Unos amigos de unos amigos, también padres y madres de familia de mediana edad, tocan juntos música pop en sus ratos libres. La semana que viene van a tocar un par de canciones en una fiesta vecinal de por aquí, y me han invitado a tocar con ellos. El otro día fui a un ensayo, en el cuarto de estar de uno de ellos. Tres mujeres cantando, tres hombres tocando guitarras, un bajo, un batería y un número indeterminado de hijos preadolescentes de éstos tocando diversos instrumentos.
Hacía, digamos, un cuarto de siglo que no me encontraba en esta situación. Me sentí inmediatamente transportado a tantas y tantas sesiones en sótanos, garajes y almacenes de los barrios de Zaragoza y Madrid: los mismos gestos y actitudes, ahora cubiertos de una fina capa de modestia en reconocimiento de las barrigas y las calvas. El repertorio consiste en un par de canciones country y el Monkey Man de los Specials. Daba gusto ver a las chicas cantar, gesticular y bailar poseídas por la música, una de esas cosas que son buenas sin más.

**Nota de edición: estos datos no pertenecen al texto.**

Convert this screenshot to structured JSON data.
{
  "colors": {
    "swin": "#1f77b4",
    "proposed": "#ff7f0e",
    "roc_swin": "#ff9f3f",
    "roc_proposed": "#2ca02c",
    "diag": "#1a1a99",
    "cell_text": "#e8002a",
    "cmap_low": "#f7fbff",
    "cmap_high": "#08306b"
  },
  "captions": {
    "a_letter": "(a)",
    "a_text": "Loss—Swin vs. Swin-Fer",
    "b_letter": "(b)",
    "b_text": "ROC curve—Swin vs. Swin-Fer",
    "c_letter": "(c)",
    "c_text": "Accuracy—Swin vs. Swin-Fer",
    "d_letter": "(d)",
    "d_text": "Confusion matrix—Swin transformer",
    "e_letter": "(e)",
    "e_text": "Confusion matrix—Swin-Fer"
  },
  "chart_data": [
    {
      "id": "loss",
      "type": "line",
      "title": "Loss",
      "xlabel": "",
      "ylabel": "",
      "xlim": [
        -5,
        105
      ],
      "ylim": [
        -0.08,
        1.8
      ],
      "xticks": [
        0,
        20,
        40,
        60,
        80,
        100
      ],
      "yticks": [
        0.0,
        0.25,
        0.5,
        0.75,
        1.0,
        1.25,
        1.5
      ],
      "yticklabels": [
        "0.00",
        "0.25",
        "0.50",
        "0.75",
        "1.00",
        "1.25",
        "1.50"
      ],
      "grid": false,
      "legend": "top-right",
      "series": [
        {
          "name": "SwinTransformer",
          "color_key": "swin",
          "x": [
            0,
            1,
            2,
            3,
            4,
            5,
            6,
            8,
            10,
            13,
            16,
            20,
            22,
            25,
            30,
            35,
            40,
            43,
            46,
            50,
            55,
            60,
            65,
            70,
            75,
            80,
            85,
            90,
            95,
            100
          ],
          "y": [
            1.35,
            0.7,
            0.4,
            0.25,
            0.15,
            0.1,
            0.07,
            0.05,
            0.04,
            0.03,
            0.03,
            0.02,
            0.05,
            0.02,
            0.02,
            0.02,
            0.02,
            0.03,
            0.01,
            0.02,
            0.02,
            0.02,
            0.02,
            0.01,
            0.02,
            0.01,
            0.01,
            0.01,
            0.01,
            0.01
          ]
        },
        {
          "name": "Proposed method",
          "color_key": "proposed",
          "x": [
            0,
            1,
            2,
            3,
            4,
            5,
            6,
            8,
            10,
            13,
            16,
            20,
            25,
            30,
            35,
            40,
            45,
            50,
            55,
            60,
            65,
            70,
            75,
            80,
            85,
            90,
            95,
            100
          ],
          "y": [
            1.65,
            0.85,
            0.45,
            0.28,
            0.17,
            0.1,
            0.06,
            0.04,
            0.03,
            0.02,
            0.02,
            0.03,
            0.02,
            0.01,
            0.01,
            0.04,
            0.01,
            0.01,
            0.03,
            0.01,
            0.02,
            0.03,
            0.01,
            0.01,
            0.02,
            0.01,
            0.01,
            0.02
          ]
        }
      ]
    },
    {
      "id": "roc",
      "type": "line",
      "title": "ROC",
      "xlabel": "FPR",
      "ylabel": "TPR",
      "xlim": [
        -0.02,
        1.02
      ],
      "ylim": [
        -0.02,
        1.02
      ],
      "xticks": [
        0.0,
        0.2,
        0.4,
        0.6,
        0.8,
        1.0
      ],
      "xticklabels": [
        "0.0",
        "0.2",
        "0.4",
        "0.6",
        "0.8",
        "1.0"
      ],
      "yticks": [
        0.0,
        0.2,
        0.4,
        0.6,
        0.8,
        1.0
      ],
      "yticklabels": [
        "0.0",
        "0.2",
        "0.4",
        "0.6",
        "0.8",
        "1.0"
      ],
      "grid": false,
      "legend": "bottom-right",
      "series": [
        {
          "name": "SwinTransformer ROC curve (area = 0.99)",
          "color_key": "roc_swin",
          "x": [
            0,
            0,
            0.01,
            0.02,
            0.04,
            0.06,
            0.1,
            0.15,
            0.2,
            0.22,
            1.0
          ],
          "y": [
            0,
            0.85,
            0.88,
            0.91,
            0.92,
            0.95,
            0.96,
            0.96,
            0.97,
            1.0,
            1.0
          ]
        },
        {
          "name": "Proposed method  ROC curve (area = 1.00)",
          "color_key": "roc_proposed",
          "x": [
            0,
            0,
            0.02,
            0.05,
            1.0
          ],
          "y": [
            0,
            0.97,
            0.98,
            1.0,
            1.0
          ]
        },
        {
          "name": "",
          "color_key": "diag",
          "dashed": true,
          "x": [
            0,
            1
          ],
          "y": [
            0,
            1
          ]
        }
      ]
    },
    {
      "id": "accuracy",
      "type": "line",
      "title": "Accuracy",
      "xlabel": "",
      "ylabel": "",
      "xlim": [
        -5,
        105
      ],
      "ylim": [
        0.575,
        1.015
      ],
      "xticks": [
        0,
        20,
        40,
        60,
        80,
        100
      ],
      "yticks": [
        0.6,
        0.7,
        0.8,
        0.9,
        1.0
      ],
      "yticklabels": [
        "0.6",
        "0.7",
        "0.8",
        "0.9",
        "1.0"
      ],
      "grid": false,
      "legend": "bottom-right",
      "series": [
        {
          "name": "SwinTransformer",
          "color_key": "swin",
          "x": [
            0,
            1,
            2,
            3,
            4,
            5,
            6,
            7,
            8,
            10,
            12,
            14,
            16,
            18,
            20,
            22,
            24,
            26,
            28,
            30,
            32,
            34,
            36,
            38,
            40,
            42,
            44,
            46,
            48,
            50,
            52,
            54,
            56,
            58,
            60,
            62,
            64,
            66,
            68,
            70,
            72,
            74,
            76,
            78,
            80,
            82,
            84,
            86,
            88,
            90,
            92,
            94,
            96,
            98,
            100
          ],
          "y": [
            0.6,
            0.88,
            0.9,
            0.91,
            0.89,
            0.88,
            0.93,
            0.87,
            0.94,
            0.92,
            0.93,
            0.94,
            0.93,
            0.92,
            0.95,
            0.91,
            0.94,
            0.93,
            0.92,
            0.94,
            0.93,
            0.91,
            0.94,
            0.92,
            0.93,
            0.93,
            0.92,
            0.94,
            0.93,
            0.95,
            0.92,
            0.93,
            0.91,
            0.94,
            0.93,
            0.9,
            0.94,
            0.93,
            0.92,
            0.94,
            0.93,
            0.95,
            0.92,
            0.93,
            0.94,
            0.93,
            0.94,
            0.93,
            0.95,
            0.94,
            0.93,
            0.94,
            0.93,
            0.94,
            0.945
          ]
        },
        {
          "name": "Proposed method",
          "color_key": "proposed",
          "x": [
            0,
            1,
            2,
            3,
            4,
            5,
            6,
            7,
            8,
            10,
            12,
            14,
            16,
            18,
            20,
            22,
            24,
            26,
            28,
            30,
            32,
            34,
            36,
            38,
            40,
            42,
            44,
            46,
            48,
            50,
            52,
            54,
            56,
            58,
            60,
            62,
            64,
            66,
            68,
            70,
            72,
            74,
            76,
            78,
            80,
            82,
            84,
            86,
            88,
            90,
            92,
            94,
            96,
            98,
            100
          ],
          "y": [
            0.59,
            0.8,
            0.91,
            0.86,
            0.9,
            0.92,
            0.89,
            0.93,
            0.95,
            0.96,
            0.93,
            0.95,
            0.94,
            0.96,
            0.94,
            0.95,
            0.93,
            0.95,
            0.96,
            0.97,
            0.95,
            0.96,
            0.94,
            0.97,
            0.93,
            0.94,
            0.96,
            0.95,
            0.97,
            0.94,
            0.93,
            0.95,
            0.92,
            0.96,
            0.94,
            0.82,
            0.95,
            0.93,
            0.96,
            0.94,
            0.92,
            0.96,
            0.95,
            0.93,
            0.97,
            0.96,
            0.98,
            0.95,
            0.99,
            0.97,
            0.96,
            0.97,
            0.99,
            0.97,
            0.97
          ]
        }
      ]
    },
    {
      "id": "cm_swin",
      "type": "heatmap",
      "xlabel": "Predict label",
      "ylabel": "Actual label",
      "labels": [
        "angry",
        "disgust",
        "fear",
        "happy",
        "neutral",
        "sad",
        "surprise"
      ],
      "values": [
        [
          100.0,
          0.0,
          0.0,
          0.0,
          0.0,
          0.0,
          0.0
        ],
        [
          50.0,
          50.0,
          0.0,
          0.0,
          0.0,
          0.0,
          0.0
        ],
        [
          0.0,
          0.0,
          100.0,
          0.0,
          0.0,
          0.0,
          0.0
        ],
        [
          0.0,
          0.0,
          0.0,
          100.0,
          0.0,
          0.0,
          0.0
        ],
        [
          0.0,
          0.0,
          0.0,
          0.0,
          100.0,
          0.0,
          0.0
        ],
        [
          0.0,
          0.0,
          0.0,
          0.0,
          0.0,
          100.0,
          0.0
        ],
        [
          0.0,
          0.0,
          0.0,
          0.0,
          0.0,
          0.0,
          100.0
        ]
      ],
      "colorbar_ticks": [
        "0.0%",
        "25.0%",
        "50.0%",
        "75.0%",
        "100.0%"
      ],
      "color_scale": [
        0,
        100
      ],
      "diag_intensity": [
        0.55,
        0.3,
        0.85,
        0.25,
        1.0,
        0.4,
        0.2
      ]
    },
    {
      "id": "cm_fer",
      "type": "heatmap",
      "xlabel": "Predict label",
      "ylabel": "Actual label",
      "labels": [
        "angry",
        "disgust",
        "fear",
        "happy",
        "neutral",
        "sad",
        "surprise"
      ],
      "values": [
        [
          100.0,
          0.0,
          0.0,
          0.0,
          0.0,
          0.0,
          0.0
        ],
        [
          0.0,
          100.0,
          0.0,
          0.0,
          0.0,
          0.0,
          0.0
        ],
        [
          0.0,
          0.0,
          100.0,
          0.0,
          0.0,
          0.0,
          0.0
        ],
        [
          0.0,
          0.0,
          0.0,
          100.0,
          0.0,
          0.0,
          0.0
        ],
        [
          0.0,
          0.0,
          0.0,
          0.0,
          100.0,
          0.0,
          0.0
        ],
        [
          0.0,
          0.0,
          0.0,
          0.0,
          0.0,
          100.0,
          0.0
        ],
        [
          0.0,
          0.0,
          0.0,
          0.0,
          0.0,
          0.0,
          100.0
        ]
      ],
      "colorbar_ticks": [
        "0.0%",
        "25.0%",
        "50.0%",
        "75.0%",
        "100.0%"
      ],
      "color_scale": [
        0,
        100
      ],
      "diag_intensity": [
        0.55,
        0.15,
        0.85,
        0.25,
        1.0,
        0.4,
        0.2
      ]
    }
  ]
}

Desde ese día no dejo de imaginarme a mí mismo dando brincos en un escenario al ritmo de Monkey Man, sin que nada más importe durante unos minutos. No está claro si el que me imagino en este trance es el que soy ahora o el que era hace veinticinco años, pero estoy convencido de que el que soy ahora no debería hacerlo, no porque esté mal ni porque vaya a hacer el ridículo, sino sólo por que sé que me dejaría mal sabor de boca. Si no te andas con cuidado, la distancia del pasado puede llenarte de tristeza.